Na segunda parte do encéfalo, ainda considerando Mac Lean, a pesquisadora aponta o Sistema Límbico, correspondente a estruturas relacionadas à expressão de comportamento acompanhados de emoção. São as emoções primárias básicas, relativas aos comportamentos de auto-preservação e perpetuação da espécie, manifestados por medo, raiva, prazer e outros. Irvênia Prada mostra que o Sistema Límbico circunda o complexo reptiliano e mostra-se bem em todos os animais mamíferos. Por fim, envolvendo as duas primeiras partes, vem o Neocortéx, um complexo de diferentes funções, tornando-se progressivamente mais desenvolvido nos mamíferos mais evoluídos como o ser humano, chipanzés e golfinhos.
No Neocórtex se observam regiões chamadas lobos: fontal, relacionado à deliberação e regulação de ações e comportamentos; pariental, responsável pelo intercâmbio de informações com o restante do corpo; temporal, ligado à noção espacial e algumas funções associativas complexas, como memória; e occipital, relacionado à visão. Segundo Irvênia Prada, a diferença entre os cérebros dos seres humanos e dos demais animais mamíferos dá-se mais em termos de proporção entre as partes. “Em todos os mamíferos, a organização do cérebro é a mesma do ser humano. O cérebro inicial tem uma representação avantajada, o córtex sensório-motor também, mas a área pré-frontal é menos desenvolvida e varia de dimensão nas diversas espécies animais. Nos primatas e golfinhos, ela já se mostra bem desenvolvida”.
Ela explica que, na expressão do comportamento, por meio do Sistema Nervoso Autônomo (SNA), há dois aspectos: a fluência e a disfluência comportamental. Na primeira, os animais exteriorizam atitudes mais harmônicas, como se observa nas atividades de zooterapia com cavalos e cães entre crianças e idosos ou o cão-guia acompanhando cegos. Na disfluência, os bichos expressão profundo mal-estar. Organicamente apresentam respiração acelerada, músculos tensos, pupilas dilatadas, secreções de hormônios do estresse como adrenalina e cortisol, além de picos de pressão arterial. Assim são as cenas de animais brigando ou sendo maltratados em vaquejadas, rodeios ou outras situações comprometedores do seu bem-estar. Na disfluência comportamental, estão em ação estruturas do Sistema Límbico. Já nos momentos de fluência, que requerem atitudes mais elaboradas, até sutis, entra em ação os circuitos do Neocórtex.

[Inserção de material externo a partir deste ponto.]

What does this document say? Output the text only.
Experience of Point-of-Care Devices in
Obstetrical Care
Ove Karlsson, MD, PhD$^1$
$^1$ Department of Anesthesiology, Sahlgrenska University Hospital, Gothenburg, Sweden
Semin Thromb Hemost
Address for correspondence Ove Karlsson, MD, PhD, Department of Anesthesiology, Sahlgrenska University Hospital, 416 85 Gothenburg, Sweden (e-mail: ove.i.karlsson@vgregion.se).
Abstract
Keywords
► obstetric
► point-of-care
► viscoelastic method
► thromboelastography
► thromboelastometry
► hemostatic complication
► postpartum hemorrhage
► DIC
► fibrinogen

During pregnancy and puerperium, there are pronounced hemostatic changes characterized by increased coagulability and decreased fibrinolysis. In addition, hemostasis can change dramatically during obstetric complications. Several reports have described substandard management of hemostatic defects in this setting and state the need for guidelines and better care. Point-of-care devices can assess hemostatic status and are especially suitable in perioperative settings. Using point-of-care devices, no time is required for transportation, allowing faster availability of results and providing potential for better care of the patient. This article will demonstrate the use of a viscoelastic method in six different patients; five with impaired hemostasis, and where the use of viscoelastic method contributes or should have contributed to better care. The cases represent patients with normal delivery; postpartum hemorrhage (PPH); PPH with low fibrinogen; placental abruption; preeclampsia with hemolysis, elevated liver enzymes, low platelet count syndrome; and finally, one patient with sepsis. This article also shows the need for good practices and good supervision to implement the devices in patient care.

Assim como os seres humanos, os bichos também ficam sujeitos a distúrbios mentais que são somatizados no corpo. Ela cita o caso de uma cadela que atuou no Iraque como farejadora de bombas. Após três anos de trabalho, o animal expressou transtornos pós-traumáticos, semelhantes ao verificados nos humanos.
“A visão cartesiana está ultrapassada. Coloca-se um desafio para os cientistas, a sociedade, todo mundo que trabalha com espetáculos para diversão humana, pesquisas em laboratório, das pessoas que trabalham com produtos alimentícios de origem animal. Devemos enxergar o animal como um ser que sofre. Não precisamos perguntar se eles têm cérebro, se têm consciência. Basta perguntar se eles sofrem. Isto já é um forte indício de que o ser humano tem que mudar sua atitude em relação aos animais. Eles sofrem, não só fisicamente, nas lesões orgânicas. Sofrem transtornos mentais também”.
Inteligência
“Os animais são seres inteligentes e com sentimentos”
Irvênia Prada
Médica Veterinária
Lobos cerebrais
4 áreas compõem o encéfalo nos mamíferos. São os lobos cerebrais frontal, pariental, occipital e temporal. O encéfalo é formado pelo cérebro, o cerebelo e o tronco encefálico.